On February 17, 2016, the FAR Council proposed a rule that would add a new category of unallowable costs to FAR Part 31 — costs of responding to an inquiry by Congress, if that inquiry results from a judicial or administrative proceeding in which the contractor is found criminally liable, found liable for civil fraud, ordered to remedy a whistleblower reprisal, suspended or debarred, terminated for default, or in which the contractor paid to settle a proceeding that could have led to any of these outcomes.
The proposed rule stems from the National Defense Authorization Act (NDAA) for Fiscal Year (FY) 2015. Section 857 of the FY 2015 NDAA made unallowable any costs incurred by a contractor “in connection with a congressional investigation or inquiry” that seeks information related to a proceeding against the contractor that results in one of the following: a criminal conviction (including a plea of nolo contendere); a determination of civil liability on the basis of fraud; a monetary penalty related to a whistleblower reprisal action; suspension or debarment; a termination for default; or a settlement of a proceeding if it could have led to any of these outcomes. The proposed rule adds this statutory disallowance of costs to FAR sections 31.205-47 (“Costs related to legal and other proceedings”) and 31.603 (“Requirements” related to “Contracts with State, Local, and Federally Recognized Indian Tribal Governments”).
The FAR Council noted that its proposed rule extends beyond the reach of the FY 2015 NDAA itself: although Section 857 of the FY 2015 NDAA “only applies to contracts with the DoD, NASA, and the Coast Guard,” the FAR Council nonetheless issued a FAR-wide rule “for the purpose of promoting consistency in the accounting systems of Federal contractors.”
Although the underlying statute and FAR 31.205-47 provide that a contractor may enter into a settlement agreement making the costs of the judicial or administrative proceeding allowable, the proposed revision to the cost principle does not make it clear whether the costs of responding to a follow-on congressional investigation after such a settlement would be similarly allowable. Likewise, FAR 31.205-47 allows a contractor to recover its costs after settling a qui tam False Claims Act action or a whistleblower reprisal action, if the government did not intervene and if the contracting officer determines that the plaintiff had very little chance of prevailing. However, the proposed rule does not make it clear whether the costs of responding to a follow-on congressional investigation after such settlement would be allowable. While the corresponding revisions to the cost principles for contracts with state local and tribal governments in FAR 31.603 seem intended to allow the costs of congressional investigations in these cases, the wording of proposed FAR 31.205-47(f)(9) would, on its face, make such costs unallowable despite the fact that the costs of the underlying settlement would be allowable.

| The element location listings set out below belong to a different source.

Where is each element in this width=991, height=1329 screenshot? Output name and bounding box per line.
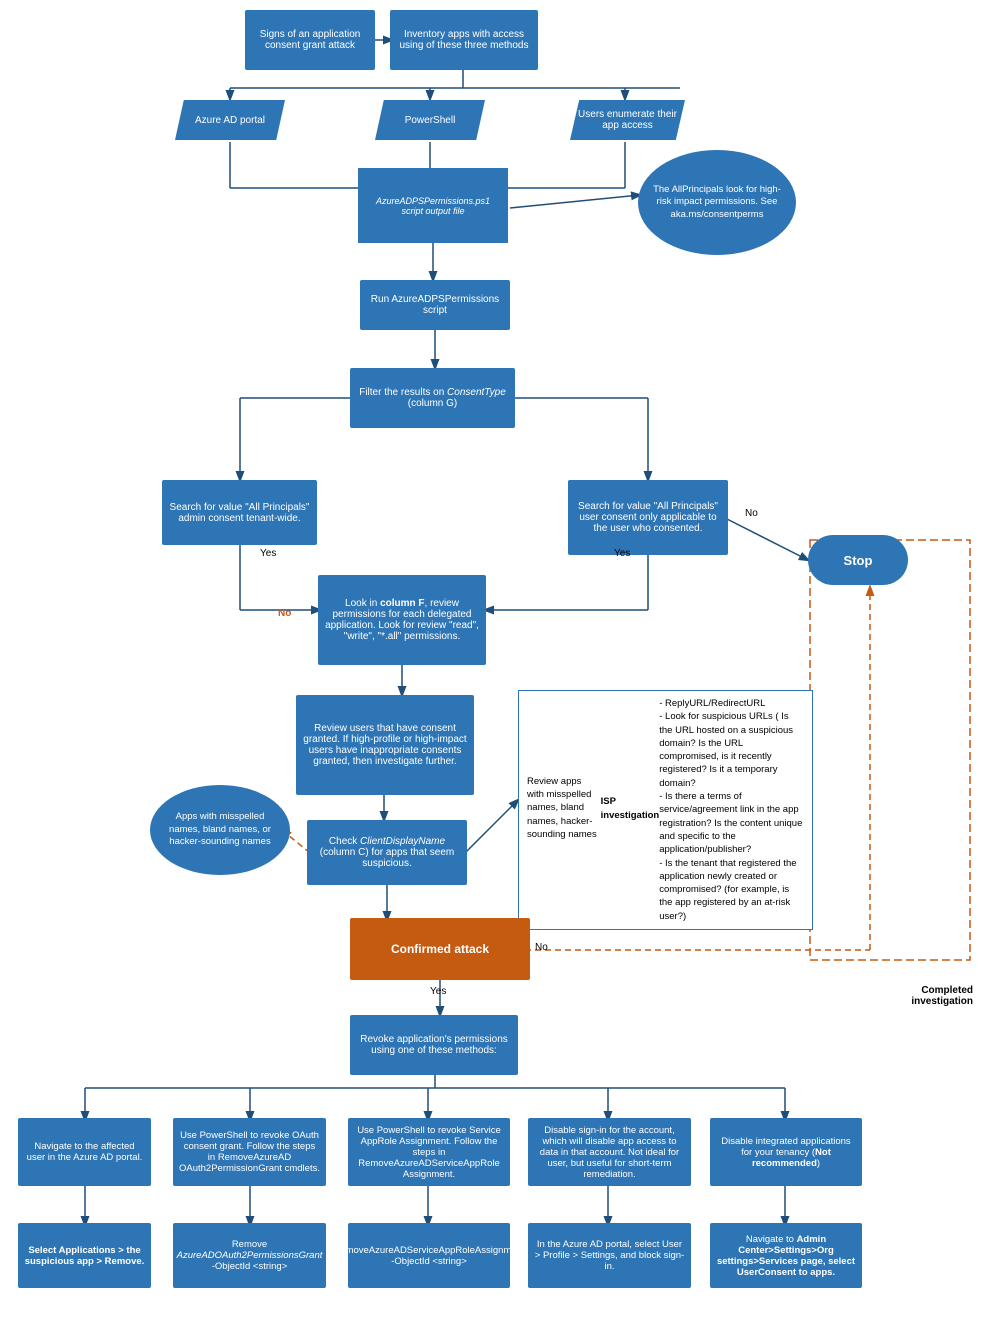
azure-portal-user-box: In the Azure AD portal, select User > Pr… xyxy=(528,1223,691,1288)
check-client-box: Check ClientDisplayName (column C) for a… xyxy=(307,820,467,885)
powershell-service-box: Use PowerShell to revoke Service AppRole… xyxy=(348,1118,510,1186)
search-admin-box: Search for value "All Principals" admin … xyxy=(162,480,317,545)
yes-label-confirmed: Yes xyxy=(430,986,446,997)
yes-label-1: Yes xyxy=(260,548,276,559)
all-principals-circle: The AllPrincipals look for high-risk imp… xyxy=(638,150,796,255)
nav-azure-box: Navigate to the affected user in the Azu… xyxy=(18,1118,151,1186)
look-column-f-box: Look in column F, review permissions for… xyxy=(318,575,486,665)
remove-service-box: RemoveAzureADServiceAppRoleAssignment -O… xyxy=(348,1223,510,1288)
stop-box: Stop xyxy=(808,535,908,585)
disable-integrated-box: Disable integrated applications for your… xyxy=(710,1118,862,1186)
no-label-1: No xyxy=(745,508,758,519)
script-output-diamond: AzureADPSPermissions.ps1 script output f… xyxy=(358,168,508,243)
signs-attack-box: Signs of an application consent grant at… xyxy=(245,10,375,70)
completed-investigation-label: Completedinvestigation xyxy=(911,985,973,1007)
apps-misspelled-circle: Apps with misspelled names, bland names,… xyxy=(150,785,290,875)
no-label-confirmed: No xyxy=(535,942,548,953)
remove-oauth2-box: Remove AzureADOAuth2PermissionsGrant -Ob… xyxy=(173,1223,326,1288)
search-user-box: Search for value "All Principals" user c… xyxy=(568,480,728,555)
filter-results-box: Filter the results on ConsentType (colum… xyxy=(350,368,515,428)
powershell-oauth-box: Use PowerShell to revoke OAuth consent g… xyxy=(173,1118,326,1186)
run-script-box: Run AzureADPSPermissions script xyxy=(360,280,510,330)
powershell-box: PowerShell xyxy=(375,100,485,140)
azure-ad-portal-box: Azure AD portal xyxy=(175,100,285,140)
revoke-permissions-box: Revoke application's permissions using o… xyxy=(350,1015,518,1075)
flowchart: Signs of an application consent grant at… xyxy=(0,0,991,1329)
inventory-apps-box: Inventory apps with access using of thes… xyxy=(390,10,538,70)
no-label-admin: No xyxy=(278,608,291,619)
review-users-box: Review users that have consent granted. … xyxy=(296,695,474,795)
users-enumerate-box: Users enumerate their app access xyxy=(570,100,685,140)
admin-center-box: Navigate to Admin Center>Settings>Org se… xyxy=(710,1223,862,1288)
select-applications-box: Select Applications > the suspicious app… xyxy=(18,1223,151,1288)
review-apps-note: Review apps with misspelled names, bland… xyxy=(518,690,813,930)
yes-label-2: Yes xyxy=(614,548,630,559)
disable-signin-box: Disable sign-in for the account, which w… xyxy=(528,1118,691,1186)
confirmed-attack-box: Confirmed attack xyxy=(350,918,530,980)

The FAR Council determined that the proposed rule would have a relatively insignificant impact, as it is “extremely rare” that a contractor is called to answer to Congress. The assessed impact on small business contractors was deemed even less significant because, according to the FAR Council, fewer than 200 small businesses are performing contracts subject to FAR Part 31 and even fewer will be the object of a congressional investigation or inquiry.
Comments on the proposed rule must be submitted by April 18, 2016.